An engagement ranked feed does not optimise for your happiness, your friendships, or your real life. It optimises for the next tap. Those things sometimes overlap and often do not. The content that holds attention best is rarely the content that is best for you, which is why you can finish an hour of scrolling feeling worse than when you started. The system did its job. Its job was just never your wellbeing.

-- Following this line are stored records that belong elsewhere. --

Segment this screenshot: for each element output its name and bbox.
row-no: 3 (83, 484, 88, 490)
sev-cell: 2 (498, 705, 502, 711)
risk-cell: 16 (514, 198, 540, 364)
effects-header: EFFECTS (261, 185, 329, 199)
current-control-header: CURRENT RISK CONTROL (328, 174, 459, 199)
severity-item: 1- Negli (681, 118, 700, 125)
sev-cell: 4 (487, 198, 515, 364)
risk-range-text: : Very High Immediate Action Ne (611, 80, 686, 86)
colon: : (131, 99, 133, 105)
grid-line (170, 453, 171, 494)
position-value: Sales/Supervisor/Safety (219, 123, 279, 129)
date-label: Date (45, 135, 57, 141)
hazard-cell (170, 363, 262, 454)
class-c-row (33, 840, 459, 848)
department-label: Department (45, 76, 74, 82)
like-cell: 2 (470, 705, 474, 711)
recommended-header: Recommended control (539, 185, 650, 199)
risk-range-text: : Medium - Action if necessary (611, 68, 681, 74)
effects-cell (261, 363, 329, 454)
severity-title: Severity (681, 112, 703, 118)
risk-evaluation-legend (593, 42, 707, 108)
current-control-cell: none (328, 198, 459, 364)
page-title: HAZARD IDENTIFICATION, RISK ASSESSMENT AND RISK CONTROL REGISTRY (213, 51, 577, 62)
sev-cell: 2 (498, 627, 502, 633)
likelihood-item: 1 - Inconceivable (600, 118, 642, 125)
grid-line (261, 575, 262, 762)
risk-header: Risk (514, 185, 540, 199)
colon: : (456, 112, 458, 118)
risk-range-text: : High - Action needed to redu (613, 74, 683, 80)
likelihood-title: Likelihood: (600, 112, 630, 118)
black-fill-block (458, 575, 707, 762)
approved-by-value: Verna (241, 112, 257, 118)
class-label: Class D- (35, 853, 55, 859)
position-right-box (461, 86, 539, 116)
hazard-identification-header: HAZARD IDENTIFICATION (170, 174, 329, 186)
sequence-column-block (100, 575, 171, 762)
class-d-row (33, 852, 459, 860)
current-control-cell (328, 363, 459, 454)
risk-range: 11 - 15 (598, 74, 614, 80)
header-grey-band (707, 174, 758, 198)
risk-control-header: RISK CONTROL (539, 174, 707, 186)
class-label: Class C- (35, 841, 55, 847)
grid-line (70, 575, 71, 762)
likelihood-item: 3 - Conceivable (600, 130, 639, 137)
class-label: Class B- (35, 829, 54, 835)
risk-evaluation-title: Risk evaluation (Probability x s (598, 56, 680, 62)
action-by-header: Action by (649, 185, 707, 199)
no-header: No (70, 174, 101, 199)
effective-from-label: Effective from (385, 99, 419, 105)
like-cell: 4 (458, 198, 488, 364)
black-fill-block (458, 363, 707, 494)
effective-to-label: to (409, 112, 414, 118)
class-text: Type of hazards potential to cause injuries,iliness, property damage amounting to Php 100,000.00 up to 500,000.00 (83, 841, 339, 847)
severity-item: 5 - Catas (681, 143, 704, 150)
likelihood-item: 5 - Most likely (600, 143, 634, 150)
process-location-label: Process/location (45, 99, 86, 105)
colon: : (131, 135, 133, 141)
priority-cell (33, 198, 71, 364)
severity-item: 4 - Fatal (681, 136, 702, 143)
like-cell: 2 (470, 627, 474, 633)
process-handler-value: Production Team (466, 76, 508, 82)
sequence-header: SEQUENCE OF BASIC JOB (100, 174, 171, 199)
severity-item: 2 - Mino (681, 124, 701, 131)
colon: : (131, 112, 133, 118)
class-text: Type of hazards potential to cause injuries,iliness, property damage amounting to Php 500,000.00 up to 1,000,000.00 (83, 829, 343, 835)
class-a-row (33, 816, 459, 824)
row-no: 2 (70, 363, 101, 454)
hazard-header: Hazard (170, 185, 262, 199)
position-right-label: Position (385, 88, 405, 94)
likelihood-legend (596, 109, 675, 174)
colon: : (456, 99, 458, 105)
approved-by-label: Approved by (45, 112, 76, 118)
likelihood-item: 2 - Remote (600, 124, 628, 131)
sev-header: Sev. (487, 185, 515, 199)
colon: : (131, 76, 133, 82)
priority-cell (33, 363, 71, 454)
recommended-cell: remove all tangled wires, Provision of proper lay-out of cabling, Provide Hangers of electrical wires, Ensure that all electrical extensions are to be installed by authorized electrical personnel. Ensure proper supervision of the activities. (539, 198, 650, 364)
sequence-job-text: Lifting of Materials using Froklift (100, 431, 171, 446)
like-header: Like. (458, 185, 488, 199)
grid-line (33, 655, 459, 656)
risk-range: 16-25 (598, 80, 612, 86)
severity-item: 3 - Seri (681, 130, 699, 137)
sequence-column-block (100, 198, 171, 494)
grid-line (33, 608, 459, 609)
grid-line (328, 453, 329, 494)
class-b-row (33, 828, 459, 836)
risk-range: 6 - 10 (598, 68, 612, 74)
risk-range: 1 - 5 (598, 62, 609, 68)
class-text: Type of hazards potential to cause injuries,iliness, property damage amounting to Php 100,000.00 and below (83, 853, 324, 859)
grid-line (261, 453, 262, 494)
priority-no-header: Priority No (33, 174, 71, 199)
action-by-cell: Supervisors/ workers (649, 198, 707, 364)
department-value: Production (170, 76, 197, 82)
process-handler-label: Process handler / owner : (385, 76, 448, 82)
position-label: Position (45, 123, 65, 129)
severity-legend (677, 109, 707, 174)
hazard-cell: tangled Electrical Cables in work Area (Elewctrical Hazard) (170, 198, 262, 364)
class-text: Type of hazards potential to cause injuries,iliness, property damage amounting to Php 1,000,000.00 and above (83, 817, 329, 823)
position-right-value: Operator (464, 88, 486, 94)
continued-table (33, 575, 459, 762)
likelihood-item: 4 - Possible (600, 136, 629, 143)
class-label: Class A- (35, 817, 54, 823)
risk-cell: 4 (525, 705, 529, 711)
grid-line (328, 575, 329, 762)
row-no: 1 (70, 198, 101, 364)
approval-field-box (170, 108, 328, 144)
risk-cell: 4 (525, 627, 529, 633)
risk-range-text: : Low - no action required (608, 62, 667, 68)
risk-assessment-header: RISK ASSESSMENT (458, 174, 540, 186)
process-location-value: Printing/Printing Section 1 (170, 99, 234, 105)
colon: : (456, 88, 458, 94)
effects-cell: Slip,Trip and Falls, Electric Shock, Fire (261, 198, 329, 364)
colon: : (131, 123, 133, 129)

PopIn is about getting off the app

PopIn exists to get you into a room with people, not to keep you staring at a screen. The whole product points outward, toward the dinner, the picnic, the Saturday night thing. A feed engineered to maximise scrolling would directly contradict that. We would be building a machine to keep you in the app while claiming to be a tool for leaving it. So we did not build the machine.

What we have instead

The feed shows you the people you actually chose: your friends and the accounts you follow, in a straightforward order, plus the occasional genuinely useful card like a reminder about an event you said you would attend. There is no model deciding what you should see to keep you here longer. It is small on purpose. You can get to the end of it, which is a feature, not a flaw. The end of the feed is permission to go and live your life.

The honest trade off

This choice has a cost. An attention optimised feed would almost certainly make people spend more time in PopIn, and time in app is the metric most of this industry is measured by. We are deliberately leaving that on the table. We think the trade is worth it, because a product that respects your time is one you can keep using for years without resenting it, and we would rather have that than a bigger number on a dashboard.

A different definition of success

For most social apps, a good week is one where you spent more time scrolling. For PopIn, a good week is one where you saw your friends in person more often, and the app barely came into it beyond sorting the logistics. That is a strange goal for something in this category, to be useful and then get out of the way. It is also the only goal that makes sense for a product about real life events.